No: with base64, 3 bytes of plaintext become 4 bytes of encoded text, therefore the result will always be larger, no matter what the data payload is. See also: http://en.wikipedia.org/wiki/Base64
Piskvor's right, base64-encoded-anything is longer than raw. You base64-encode something to get it down a channel with a limited character repertoire, not as a means of reducing size.
Perhaps the question should be: Is Base64-encoded BSON smaller then JSON?
If so then JSON-vs-BSON is very much dependent on the content. For example arbitrary floating point numbers like 1.2345678901234567
are more efficiently stored in 8 binary bytes in BSON than the JSON string digit version. But the more common numbers like, say, 1
, are much more efficiently stored as strings in JSON.

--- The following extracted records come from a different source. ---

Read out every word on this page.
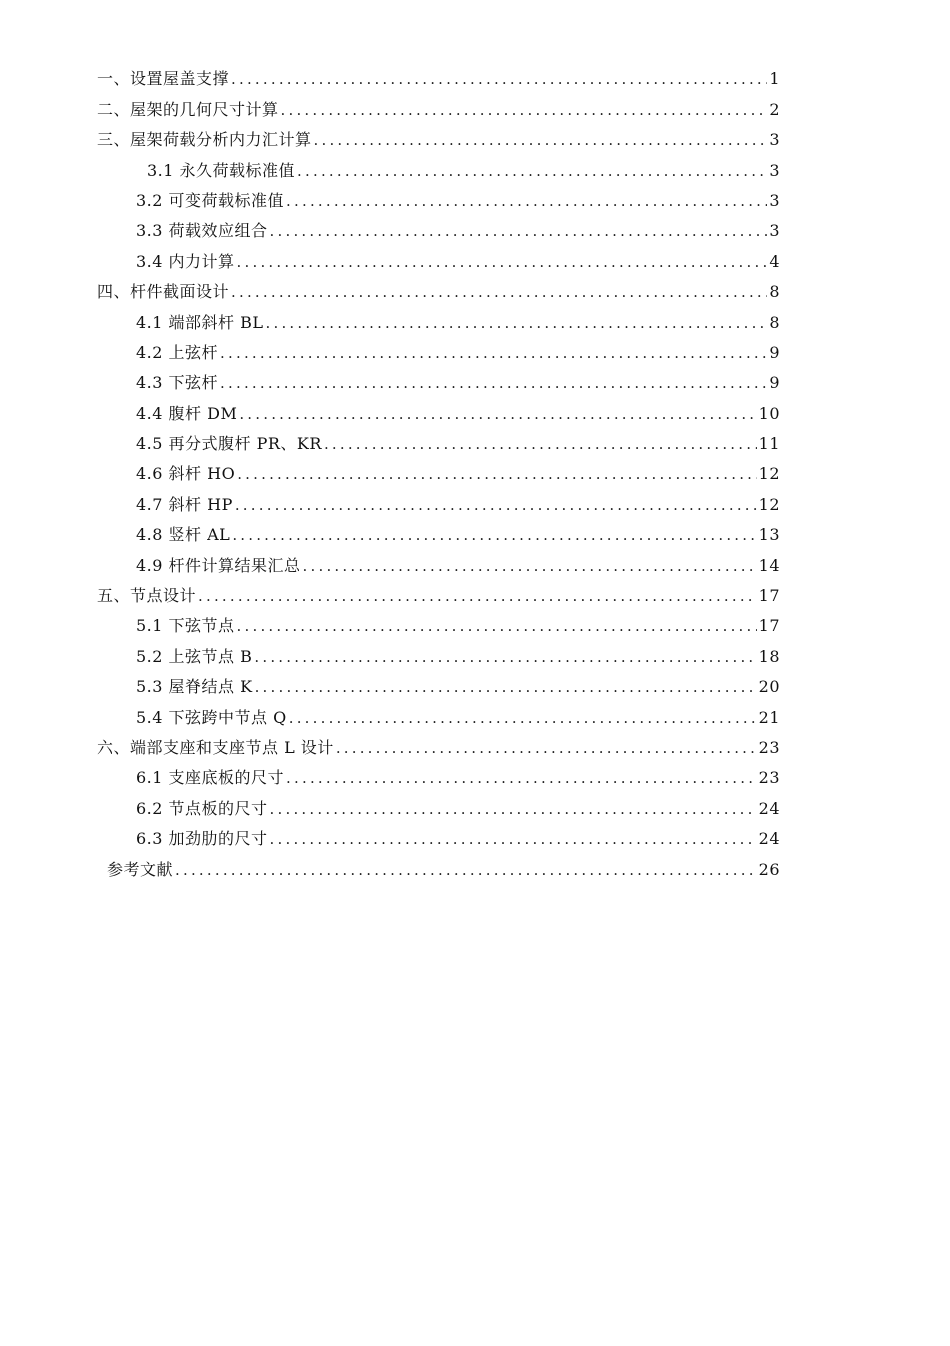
一、设置屋盖支撑 .....	1
二、屋架的几何尺寸计算 .....	2
三、屋架荷载分析内力汇计算 .....	3
3.1 永久荷载标准值 .....	3
3.2 可变荷载标准值 .....	3
3.3 荷载效应组合 .....	3
3.4 内力计算 .....	4
四、杆件截面设计 .....	8
4.1 端部斜杆 BL .....	8
4.2 上弦杆 .....	9
4.3 下弦杆 .....	9
4.4 腹杆 DM .....	10
4.5 再分式腹杆 PR、KR .....	11
4.6 斜杆 HO .....	12
4.7 斜杆 HP .....	12
4.8 竖杆 AL .....	13
4.9 杆件计算结果汇总 .....	14
五、节点设计 .....	17
5.1 下弦节点 .....	17
5.2 上弦节点 B .....	18
5.3 屋脊结点 K .....	20
5.4 下弦跨中节点 Q .....	21
六、端部支座和支座节点 L 设计 .....	23
6.1 支座底板的尺寸 .....	23
6.2 节点板的尺寸 .....	24
6.3 加劲肋的尺寸 .....	24
参考文献 .....	26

For string values, BSON loses 4 bytes for a length word, but gets some back for every "
and \
JSON has to escape, plus more in strings with control characters where JSON has to use a hex sequence. (Some JSON encoders also \u
-escape every non-ASCII character to ensure safe transmission regardless of character set.)
IMO: BSON does not have a big compactness advantage over JSON in general. Its strength lies more in simplicity of decoding in a low-level language, plus datatypes JavaScript doesn't have. It can have marginal advantages for binary strings and a few other cases; it's certainly worth checking for a particular workload. But it's telling that the examples in the BSON specification itself are considerably smaller in JSON.
As for base64-encoded BSON: the same, except 33% worse.